Forum Moderators: open
Google have always been very well on spidering serp's on google.com itself, maybe that's the "the" reason.
Fun thing to do is to enter portals and search engines in google and do a SITE: on them, and see how many of the results they've indexed, then check out the robots.txt on those sites ;)
How to increase the number of indexed pages in your own search engine?
Erm...Delete the robots.txt file of course!
So next months total number of pages indexed by Google is
6 billion
that should make us the biggest serch engine again.
Never mind Alltheweb, you did beat them for a short while :)
[google.com...]
google.com (no www) doesn't need a robots.txt because every page there redirects to the same page on www.google.com
Google doesn't use invisible redirects so while your browser may follow a 301 or 302 redirect, a robot will not.

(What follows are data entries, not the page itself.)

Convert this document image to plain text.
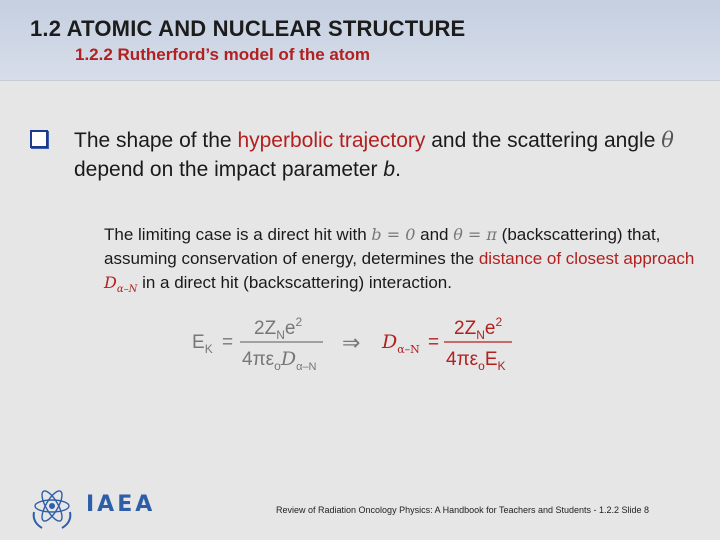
1.2 ATOMIC AND NUCLEAR STRUCTURE
1.2.2 Rutherford’s model of the atom
The shape of the hyperbolic trajectory and the scattering angle θ depend on the impact parameter b.
The limiting case is a direct hit with b = 0 and θ = π (backscattering) that, assuming conservation of energy, determines the distance of closest approach $D_{\alpha-N}$ in a direct hit (backscattering) interaction.
$E_K$ =
$2Z_Ne^2$
$4\pi\varepsilon_oD_{\alpha-N}$
⇒ $D_{\alpha-N}$ =
$2Z_Ne^2$
$4\pi\varepsilon_oE_K$
IAEA	Review of Radiation Oncology Physics: A Handbook for Teachers and Students - 1.2.2 Slide 8
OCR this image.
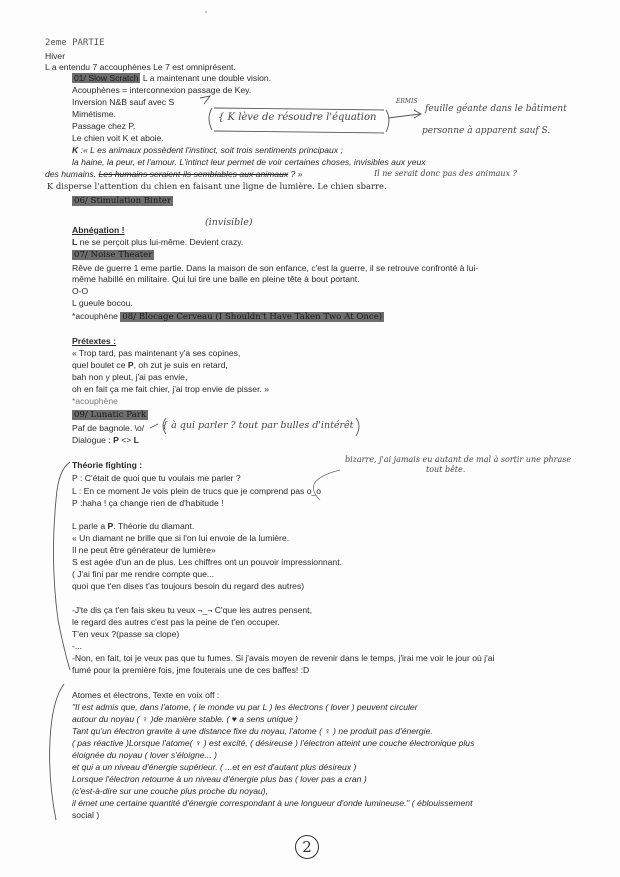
2eme PARTIE
Hiver
L a entendu 7 accouphènes Le 7 est omniprésent.
01/ Slow Scratch L a maintenant une double vision.
Acouphènes = interconnexion passage de Key.
Inversion N&B sauf avec S
Mimétisme.
Passage chez P.
Le chien voit K et aboie.
K :« L es animaux possèdent l'instinct, soit trois sentiments principaux ;
la haine, la peur, et l'amour. L'intinct leur permet de voir certaines choses, invisibles aux yeux
des humains. Les humains seraient-ils semblables aux animaux ? »
K disperse l'attention du chien en faisant une ligne de lumière. Le chien sbarre.
06/ Stimulation Binter
Abnégation !
L ne se perçoit plus lui-même. Devient crazy.
07/ Noise Theater
Rêve de guerre 1 eme partie. Dans la maison de son enfance, c'est la guerre, il se retrouve confronté à lui-
même habillé en militaire. Qui lui tire une balle en pleine tête à bout portant.
O-O
L gueule bocou.
*acouphène 08/ Blocage Cerveau (I Shouldn't Have Taken Two At Once)
Prétextes :
« Trop tard, pas maintenant y'a ses copines,
quel boulet ce P, oh zut je suis en retard,
bah non y pleut, j'ai pas envie,
oh en fait ça me fait chier, j'ai trop envie de pisser. »
*acouphène
09/ Lunatic Park
Paf de bagnole. \o/
Dialogue : P <> L
Théorie fighting :
P : C'était de quoi que tu voulais me parler ?
L : En ce moment Je vois plein de trucs que je comprend pas o_o
P :haha ! ça change rien de d'habitude !
L parle a P. Théorie du diamant.
« Un diamant ne brille que si l'on lui envoie de la lumière.
Il ne peut être générateur de lumière»
S est agée d'un an de plus. Les chiffres ont un pouvoir impressionnant.
( J'ai fini par me rendre compte que...
quoi que t'en dises t'as toujours besoin du regard des autres)
-J'te dis ça t'en fais skeu tu veux ¬_¬ C'que les autres pensent,
le regard des autres c'est pas la peine de t'en occuper.
T'en veux ?(passe sa clope)
-...
-Non, en fait, toi je veux pas que tu fumes. Si j'avais moyen de revenir dans le temps, j'irai me voir le jour où j'ai
fumé pour la première fois, jme fouterais une de ces baffes! :D
Atomes et électrons, Texte en voix off :
"Il est admis que, dans l'atome, ( le monde vu par L ) les électrons ( lover ) peuvent circuler
autour du noyau ( ♀ )de manière stable. ( ♥ a sens unique )
Tant qu'un électron gravite à une distance fixe du noyau, l'atome ( ♀ ) ne produit pas d'énergie.
( pas réactive )Lorsque l'atome( ♀ ) est excité, ( désireuse ) l'électron atteint une couche électronique plus
éloignée du noyau ( lover s'éloigne... )
et qui a un niveau d'énergie supérieur. ( ...et en est d'autant plus désireux )
Lorsque l'électron retourne à un niveau d'énergie plus bas ( lover pas a cran )
(c'est-à-dire sur une couche plus proche du noyau),
il émet une certaine quantité d'énergie correspondant à une longueur d'onde lumineuse." ( éblouissement
social )
{ K lève de résoudre l'équation
ERMIS
feuille géante dans le bâtiment
personne à apparent sauf S.
Il ne serait donc pas des animaux ?
(invisible)
{ à qui parler ? tout par bulles d'intérêt
bizarre, j'ai jamais eu autant de mal à sortir une phrase
tout bête.
2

As it currently stands, any bot looking for a robots.txt on google.com (without the www) will not find one and will have every right under the standards set forth under the robots.txt exclusion protocol to fully spider any portion of their website.
What you fail to understand is a robot can follow any www.google.com link it finds (or on any subdomain at Google for that matter) if it can't find a robots.txt at google.com. Robots.txt files are not supposed to redirect. Even GoogleGuy would agree with that.
But I think they're working on fixing the problem now.
What you fail to understand is a robot can follow any www.google.com link it finds (or on any subdomain at Google for that matter) if it can't find a robots.txt at google.com.
That makes no damn sense. You're falling for the "example.com == www.example.com" fallacy. It's not true. "google.com" and "www.google.com" are allowed to be completely different servers (content-wise, physically, and administratively). Quoting from that most Holy of SEO Holies, the robots.txt spec [robotstxt.org]:
The method used to exclude robots from a server is to create a file on the server which specifies an access policy for robots. This file must be accessible via HTTP on the local URL "/robots.txt".
"local URL", in this (slightly archaic) instance means "relative URI". google.com/robots.txt is not a relative URI for anything on www.google.com, because they've got different absolute roots.
The only robots.txt that applies to a given URI is the robots.txt accessed using the same fully-qualified domain name. That's the spec, and it's the spec for a damn good reason: managing webservers in the .uk TLD (among others) would be chaos if things were done your way.